Dainese la conclue au sprint. Alors que je me dirige vers ma chambre après le massage,
Raul me tombe dessus :
« Manuel, je peux savoir ce que tu fous ?
- Pardon ?
- Tu as passé la journée en queue de peloton sans tenir compte de mes demandes de te replacer, tu as totalement changé d’attitude, tu étais tendu et concentré, tu es maintenant tout sourire et relaxe.
- C’est un problème ? C’est en luttant pour rester en tête de peloton que j’ai chuté. Maintenant que je me bats pour un Top 10, je peux être un peu plus cool, si cela se trouve cela sera payant !

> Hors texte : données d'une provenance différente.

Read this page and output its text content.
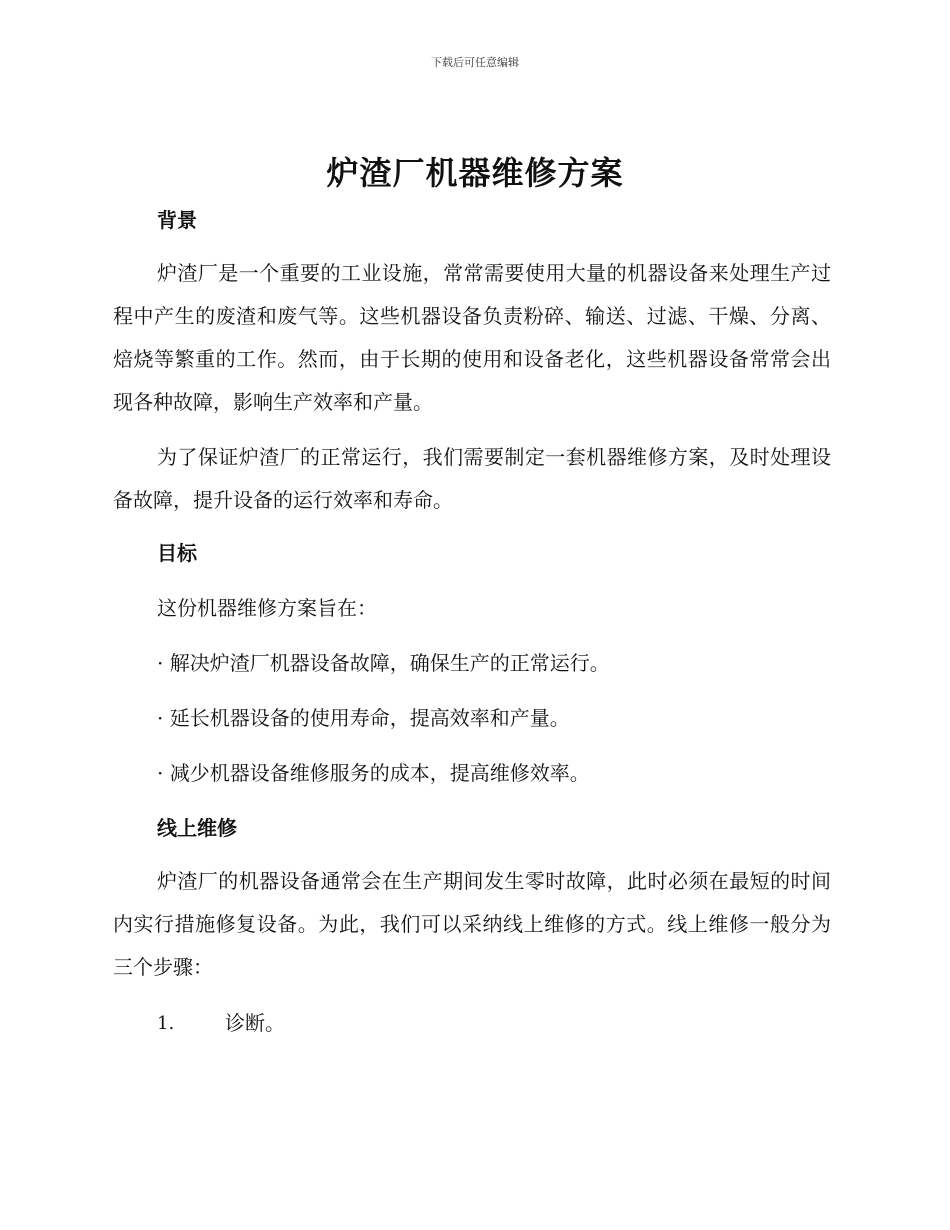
下载后可任意编辑
炉渣厂机器维修方案
背景

炉渣厂是一个重要的工业设施，常常需要使用大量的机器设备来处理生产过程中产生的废渣和废气等。这些机器设备负责粉碎、输送、过滤、干燥、分离、焙烧等繁重的工作。然而，由于长期的使用和设备老化，这些机器设备常常会出现各种故障，影响生产效率和产量。

为了保证炉渣厂的正常运行，我们需要制定一套机器维修方案，及时处理设备故障，提升设备的运行效率和寿命。

目标

这份机器维修方案旨在：

· 解决炉渣厂机器设备故障，确保生产的正常运行。

· 延长机器设备的使用寿命，提高效率和产量。

· 减少机器设备维修服务的成本，提高维修效率。

线上维修

炉渣厂的机器设备通常会在生产期间发生零时故障，此时必须在最短的时间内实行措施修复设备。为此，我们可以采纳线上维修的方式。线上维修一般分为三个步骤：

1.	诊断。
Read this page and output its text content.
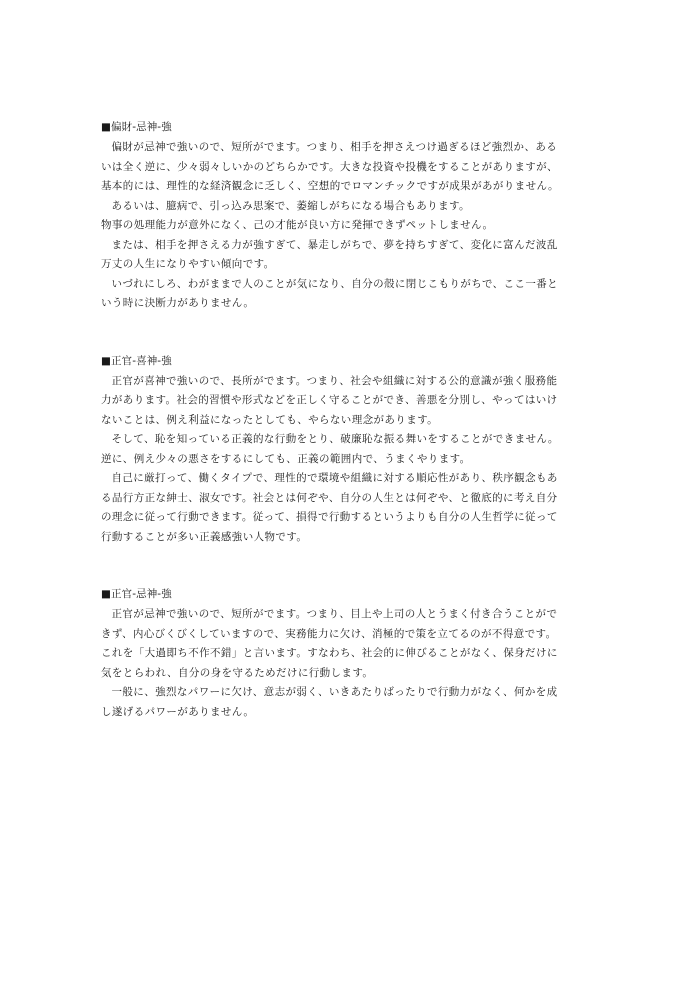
■偏財-忌神-強

偏財が忌神で強いので、短所がでます。つまり、相手を押さえつけ過ぎるほど強烈か、あるいは全く逆に、少々弱々しいかのどちらかです。大きな投資や投機をすることがありますが、基本的には、理性的な経済観念に乏しく、空想的でロマンチックですが成果があがりません。

あるいは、臆病で、引っ込み思案で、萎縮しがちになる場合もあります。

物事の処理能力が意外になく、己の才能が良い方に発揮できずペットしません。

または、相手を押さえる力が強すぎて、暴走しがちで、夢を持ちすぎて、変化に富んだ波乱万丈の人生になりやすい傾向です。

いづれにしろ、わがままで人のことが気になり、自分の殻に閉じこもりがちで、ここ一番という時に決断力がありません。

■正官-喜神-強

正官が喜神で強いので、長所がでます。つまり、社会や組織に対する公的意識が強く服務能力があります。社会的習慣や形式などを正しく守ることができ、善悪を分別し、やってはいけないことは、例え利益になったとしても、やらない理念があります。

そして、恥を知っている正義的な行動をとり、破廉恥な振る舞いをすることができません。逆に、例え少々の悪さをするにしても、正義の範囲内で、うまくやります。

自己に厳打って、働くタイプで、理性的で環境や組織に対する順応性があり、秩序観念もある品行方正な紳士、淑女です。社会とは何ぞや、自分の人生とは何ぞや、と徹底的に考え自分の理念に従って行動できます。従って、損得で行動するというよりも自分の人生哲学に従って行動することが多い正義感強い人物です。

■正官-忌神-強

正官が忌神で強いので、短所がでます。つまり、目上や上司の人とうまく付き合うことができず、内心びくびくしていますので、実務能力に欠け、消極的で策を立てるのが不得意です。これを「大過即ち不作不錯」と言います。すなわち、社会的に伸びることがなく、保身だけに気をとらわれ、自分の身を守るためだけに行動します。

一般に、強烈なパワーに欠け、意志が弱く、いきあたりばったりで行動力がなく、何かを成し遂げるパワーがありません。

- Mais tu délires ou quoi ? La chute t’a rendu stupide ? OK tu as perdu 2’, mais tu as vu le programme ? La montagne n’a pas commencé. A supposer que tu ne puisses pas reprendre du temps, à quelle place penses-tu finir si tu pointes à 2’ du vainqueur ? Demain on a une occasion de reprendre du temps et les 2 jours suivants on aura les premières étapes de haute montagne. En ce qui me concerne on joue toujours la victoire finale et on vise clairement le podium. Sans Hindley une place s’y libère. Alors tu vas me faire le plaisir de relire les classements généraux des 10 derniers Giro, de méditer tout ça et de descendre prendre le petit déjeuner 30’ avant tout le monde, en tête à tête avec moi. C’est compris ? »
Pas grand-chose d’autre à répondre que oui. Mais qu’est-ce qu’il croit, que je vais reprendre 2’ à
Vingegaard sur les arrivées au sommet ?
Le petit déjeuner se passe mieux. J’ai pu réaliser durant la nuit que rien n’était joué et que je pouvais encore légitimement viser un Top 5 voire mieux si les jambes répondent bien en montagne. Avec une nuit de recul, la perspective d’un Top 5 reprend de la valeur et justifie que je me remobilise.

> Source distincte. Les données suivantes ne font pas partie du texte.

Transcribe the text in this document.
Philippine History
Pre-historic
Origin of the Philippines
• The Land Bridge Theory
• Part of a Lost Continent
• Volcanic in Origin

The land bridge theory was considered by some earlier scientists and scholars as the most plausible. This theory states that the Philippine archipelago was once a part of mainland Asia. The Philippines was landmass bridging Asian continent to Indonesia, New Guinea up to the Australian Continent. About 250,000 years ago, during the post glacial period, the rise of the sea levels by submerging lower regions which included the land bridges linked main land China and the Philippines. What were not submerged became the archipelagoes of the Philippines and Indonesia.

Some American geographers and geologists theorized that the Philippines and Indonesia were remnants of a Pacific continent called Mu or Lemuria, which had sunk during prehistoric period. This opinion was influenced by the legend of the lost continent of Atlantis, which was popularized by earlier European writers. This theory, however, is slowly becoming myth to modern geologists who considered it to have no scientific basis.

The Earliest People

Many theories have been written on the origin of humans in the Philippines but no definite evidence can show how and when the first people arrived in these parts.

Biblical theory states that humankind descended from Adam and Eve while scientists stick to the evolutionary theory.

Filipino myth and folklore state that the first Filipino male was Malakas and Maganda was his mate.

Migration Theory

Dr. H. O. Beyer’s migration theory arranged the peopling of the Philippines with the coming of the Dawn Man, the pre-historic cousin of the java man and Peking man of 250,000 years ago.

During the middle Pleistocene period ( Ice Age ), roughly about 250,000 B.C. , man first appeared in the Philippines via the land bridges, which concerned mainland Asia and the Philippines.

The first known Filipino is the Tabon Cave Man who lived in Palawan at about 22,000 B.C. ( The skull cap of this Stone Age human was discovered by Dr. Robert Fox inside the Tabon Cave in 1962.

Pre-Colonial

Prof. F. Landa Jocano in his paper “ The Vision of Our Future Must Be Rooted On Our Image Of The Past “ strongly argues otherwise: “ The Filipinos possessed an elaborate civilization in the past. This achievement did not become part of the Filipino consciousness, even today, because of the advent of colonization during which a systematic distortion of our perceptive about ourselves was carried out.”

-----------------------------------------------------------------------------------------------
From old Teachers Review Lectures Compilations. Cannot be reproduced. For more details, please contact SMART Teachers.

Raul insiste aussi sur mon rôle de leader :
« Tu prétends être notre leader mais le respect des coéquipiers cela se gagne non seulement par ses performances mais aussi par son attitude. Un leader se doit de rester professionnel en toutes circonstances. Pourquoi miserais-je sur toi si tu baisses les bras à la première difficulté. Kevin lui ne lâche jamais rien. Quand tu bossais pour Pablo, si ça se passait mal un jour, tu la prenais à la cool le lendemain ?»
Je me retiens de lui faire remarquer que 3 chutes et une contre-performance sur le chrono, ce n’est pas tout à fait « la première difficulté ». Mais sur le fond il a raison et Pablo n’aurait pas accepté le moindre retard ou la moindre indiscipline. Je dois grandir en tant que leader.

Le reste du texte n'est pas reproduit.